Kubo and the Two Strings

Directed by Travis Knight (2016) ***1/2

The children’s movie market, which decades ago was under served, is awash with product these days. Many of the films are sequels or made quickly and cynically, in the hope that the raunchy jokes and tired slapstick will also fleetingly entertain the teenagers and adults in tow. Well-made animated movies do get made and distributed, though the better ones, unless promoted heavily, are often unable to find an audience. This group includes nearly every Studio Ghibli movie Disney has distributed in the U.S., the French films of Sylvain Chomet, Alain Gagnol and Jean-Loup Felicioli’s A Cat in Paris (2010), Aardman Studio’s Shaun the Sheep Movie and many others, dating back to Brad Bird’s The Iron Giant (1999).
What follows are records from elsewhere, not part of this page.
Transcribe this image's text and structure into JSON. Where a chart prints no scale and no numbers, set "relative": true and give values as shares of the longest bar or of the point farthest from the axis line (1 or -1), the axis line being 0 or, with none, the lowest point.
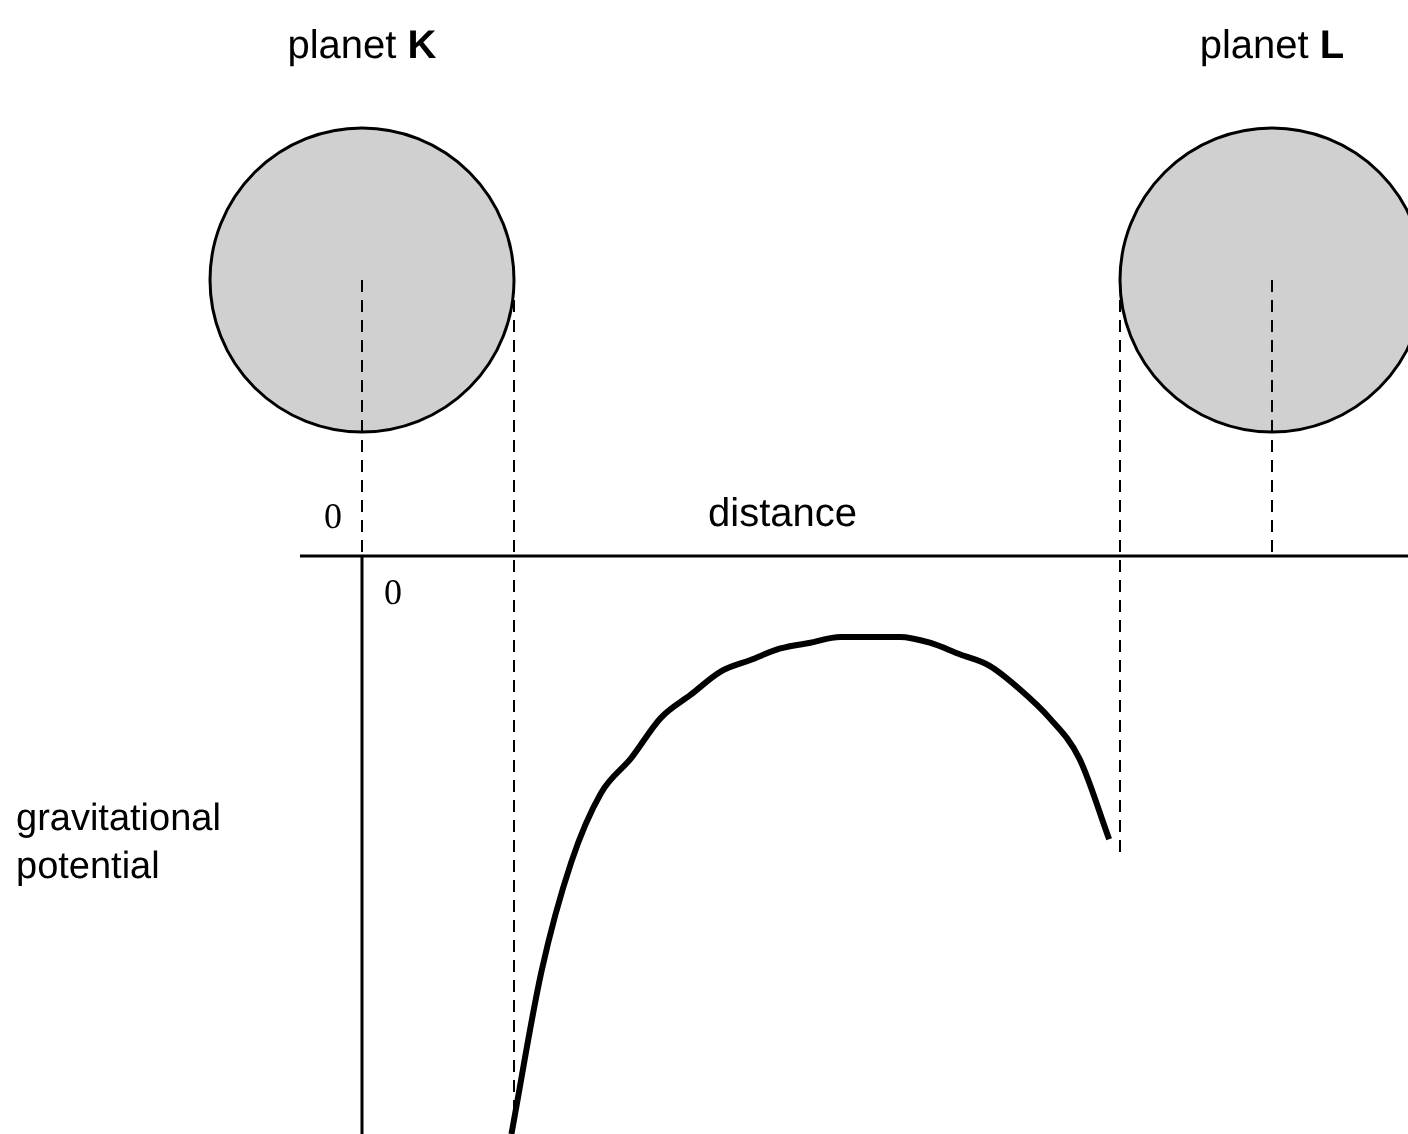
{
  "chart_data": {
    "type": "line",
    "relative": true,
    "xlabel": "distance",
    "ylabel": "gravitational potential",
    "legend": false,
    "marker": "none",
    "categories": [
      null,
      null,
      null,
      null,
      null,
      null,
      null,
      null,
      null,
      null,
      null,
      null,
      null,
      null,
      null,
      null,
      null,
      null,
      null,
      null,
      null,
      null,
      null,
      null,
      null,
      null,
      null,
      null,
      null,
      null,
      null,
      null,
      null,
      null,
      null,
      null
    ],
    "series": [
      {
        "color": "#000000",
        "values": [
          null,
          null,
          null,
          null,
          null,
          -1,
          -0.72,
          -0.53,
          -0.41,
          -0.35,
          -0.28,
          -0.24,
          -0.2,
          -0.18,
          -0.16,
          -0.15,
          -0.14,
          -0.14,
          -0.14,
          -0.15,
          -0.17,
          -0.19,
          -0.23,
          -0.28,
          -0.35,
          -0.49,
          null,
          null,
          null,
          null,
          null,
          null,
          null,
          null,
          null,
          null
        ]
      }
    ],
    "annotations": [
      "planet K",
      "planet L",
      "0",
      "0"
    ]
  }
}
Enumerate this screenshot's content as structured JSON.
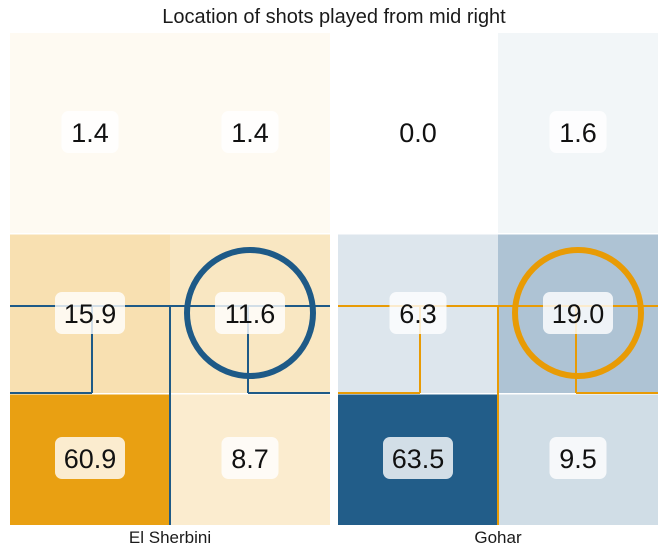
{
  "chart_data": {
    "type": "heatmap",
    "title": "Location of shots played from mid right",
    "panels": [
      {
        "name": "El Sherbini",
        "rows": [
          [
            1.4,
            1.4
          ],
          [
            15.9,
            11.6
          ],
          [
            60.9,
            8.7
          ]
        ],
        "labels": [
          [
            "1.4",
            "1.4"
          ],
          [
            "15.9",
            "11.6"
          ],
          [
            "60.9",
            "8.7"
          ]
        ],
        "base_color": "#E89B05",
        "line_color": "#1E5A87"
      },
      {
        "name": "Gohar",
        "rows": [
          [
            0.0,
            1.6
          ],
          [
            6.3,
            19.0
          ],
          [
            63.5,
            9.5
          ]
        ],
        "labels": [
          [
            "0.0",
            "1.6"
          ],
          [
            "6.3",
            "19.0"
          ],
          [
            "63.5",
            "9.5"
          ]
        ],
        "base_color": "#1E5A87",
        "line_color": "#E89B05"
      }
    ],
    "grid": false
  }
}
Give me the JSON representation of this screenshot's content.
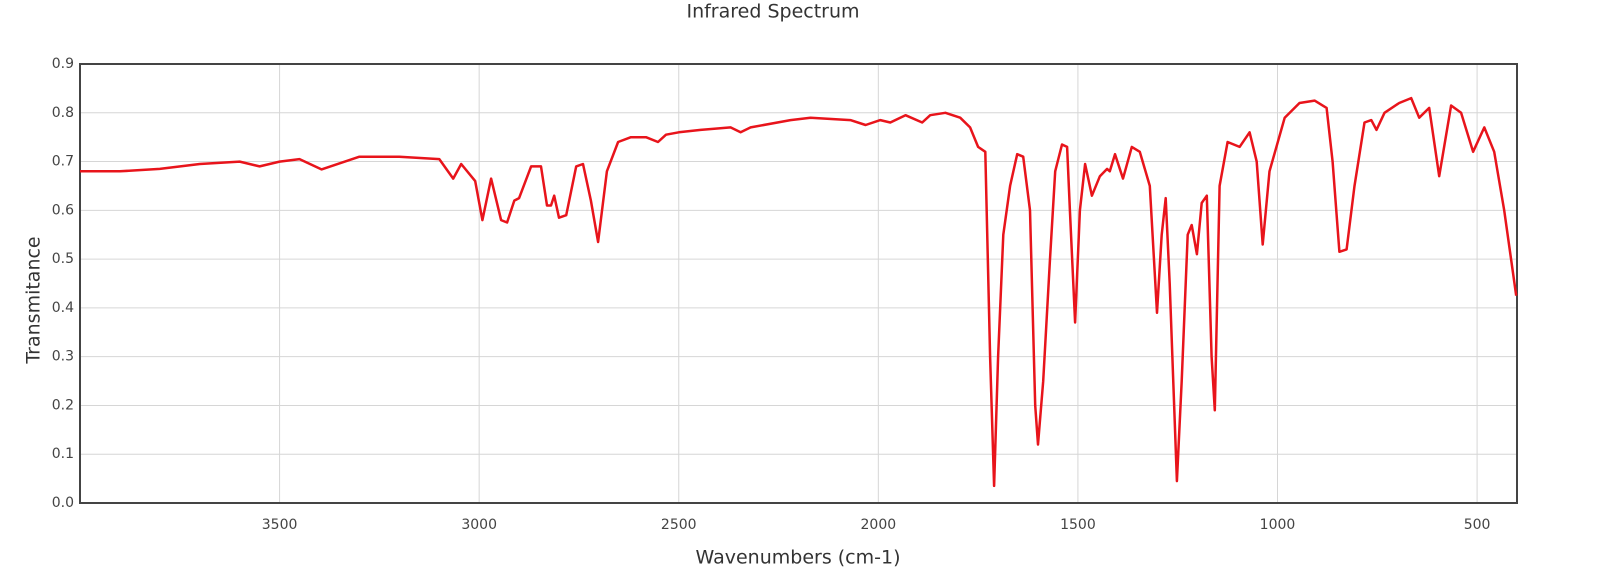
{
  "chart_data": {
    "type": "line",
    "title": "Infrared Spectrum",
    "x_label": "Wavenumbers (cm-1)",
    "y_label": "Transmitance",
    "xlim": [
      4000,
      400
    ],
    "ylim": [
      0,
      0.9
    ],
    "xticks": [
      3500,
      3000,
      2500,
      2000,
      1500,
      1000,
      500
    ],
    "yticks": [
      {
        "value": 0,
        "label": "0.0"
      },
      0.1,
      0.2,
      0.3,
      0.4,
      0.5,
      0.6,
      0.7,
      0.8,
      0.9
    ],
    "grid": true,
    "color": "#e8141b",
    "x": [
      4000,
      3900,
      3800,
      3700,
      3600,
      3550,
      3500,
      3450,
      3395,
      3300,
      3200,
      3100,
      3065,
      3045,
      3010,
      2992,
      2970,
      2945,
      2930,
      2912,
      2900,
      2870,
      2845,
      2830,
      2820,
      2812,
      2800,
      2782,
      2757,
      2740,
      2720,
      2702,
      2680,
      2652,
      2620,
      2582,
      2552,
      2532,
      2500,
      2445,
      2370,
      2345,
      2320,
      2220,
      2170,
      2070,
      2032,
      1995,
      1970,
      1932,
      1890,
      1870,
      1832,
      1795,
      1770,
      1750,
      1732,
      1720,
      1710,
      1700,
      1687,
      1670,
      1652,
      1637,
      1620,
      1607,
      1600,
      1587,
      1570,
      1557,
      1540,
      1527,
      1520,
      1507,
      1495,
      1482,
      1465,
      1445,
      1427,
      1420,
      1407,
      1387,
      1365,
      1345,
      1320,
      1302,
      1290,
      1280,
      1270,
      1252,
      1240,
      1225,
      1215,
      1202,
      1190,
      1177,
      1165,
      1157,
      1145,
      1125,
      1095,
      1070,
      1052,
      1037,
      1020,
      982,
      945,
      907,
      877,
      862,
      845,
      827,
      807,
      782,
      765,
      752,
      732,
      695,
      665,
      645,
      620,
      595,
      565,
      540,
      510,
      482,
      457,
      432,
      402
    ],
    "values": [
      0.68,
      0.68,
      0.685,
      0.695,
      0.7,
      0.69,
      0.7,
      0.705,
      0.684,
      0.71,
      0.71,
      0.705,
      0.665,
      0.695,
      0.66,
      0.58,
      0.665,
      0.58,
      0.575,
      0.62,
      0.625,
      0.69,
      0.69,
      0.61,
      0.61,
      0.63,
      0.585,
      0.59,
      0.69,
      0.695,
      0.62,
      0.535,
      0.68,
      0.74,
      0.75,
      0.75,
      0.74,
      0.755,
      0.76,
      0.765,
      0.77,
      0.76,
      0.77,
      0.785,
      0.79,
      0.785,
      0.775,
      0.785,
      0.78,
      0.795,
      0.78,
      0.795,
      0.8,
      0.79,
      0.77,
      0.73,
      0.72,
      0.3,
      0.035,
      0.3,
      0.55,
      0.65,
      0.715,
      0.71,
      0.6,
      0.2,
      0.12,
      0.25,
      0.5,
      0.68,
      0.735,
      0.73,
      0.6,
      0.37,
      0.6,
      0.695,
      0.63,
      0.67,
      0.685,
      0.68,
      0.715,
      0.665,
      0.73,
      0.72,
      0.65,
      0.39,
      0.55,
      0.625,
      0.45,
      0.045,
      0.25,
      0.55,
      0.57,
      0.51,
      0.615,
      0.63,
      0.3,
      0.19,
      0.65,
      0.74,
      0.73,
      0.76,
      0.7,
      0.53,
      0.68,
      0.79,
      0.82,
      0.825,
      0.81,
      0.7,
      0.515,
      0.52,
      0.65,
      0.78,
      0.785,
      0.765,
      0.8,
      0.82,
      0.83,
      0.79,
      0.81,
      0.67,
      0.815,
      0.8,
      0.72,
      0.77,
      0.72,
      0.6,
      0.425
    ]
  }
}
Kubo and the Two Strings, a stop-motion film which — at the time of this writing — has earned back only half the money it cost to make, looks to be in this group.

It’s also, mercifully, not a musical. It does feature characters you’ve not seen before, including a memory-impaired mutant Samurai, a boy with great creative powers, but only one eye, and twin evil and floating aunts. Writers Marc Haimes and Chris Butler have created a stock hero’s journey peopled with characters who are specific, flawed and interesting. Though probably too creepy for the youngest set, it should speak to audiences of all ages.

Set in a declining landscape reminiscent of Feudal Japan, Kubo tells the story of that one-eyed boy (Art Parkinson) living on an isolated cliff with his near-catatonic mother (Charlize Theron); she rescued him as a baby from the boy’s grandfather, a sort of Lovecraftian alien presence who wants both revenge and Kubo’s other eye. In the daytime, Kubo makes money giving a presentation in a nearby town, where he uses his three-stringed shamisen to manipulate pieces of paper, telling heroic tales of his dead Samurai father. He’s always been told not to be exposed to the moonlight, but one night …

This is the story of a character who already has little, then seems to lose everything. His only hope for the means to defend himself is a hopeless quest accompanied by a monkey and, eventually, the aforementioned Samurai, Beetle (Matthew McConaughey). Though Kubo and the Two Strings has moments of joy and even much humor (the characters’ facial expressions and body language are priceless), it’s at heart a melancholy tale, with wide vistas on a John Ford scale, many quiet scenes, beautiful details and careful pacing.

Kubo also works on several levels other than just the hero’s quest; it shows some of the complexity and tensions in family relationships. It’s also a rumination on the creative process. Much work went into creating a story about a boy who uses his creative powers to create stories that make sense of his world and predicament. Some stories in Kubo lie; others reveal truth and still others are just flawed, imperfect. Kubo and the Two Strings itself is not a perfect story, but an ambitious and heartfelt one.

I recommend seeing Kubo and the Two Strings while you can. There were maybe five others in the theater when I saw it on a Saturday, so it’s not long for the multiplexes. The previews before the film were a hodgepodge of the sort of animated features I described above, including a truly wretched looking retelling of Robinson Crusoe called, in the U.S., The Wild Life. Stay off that island.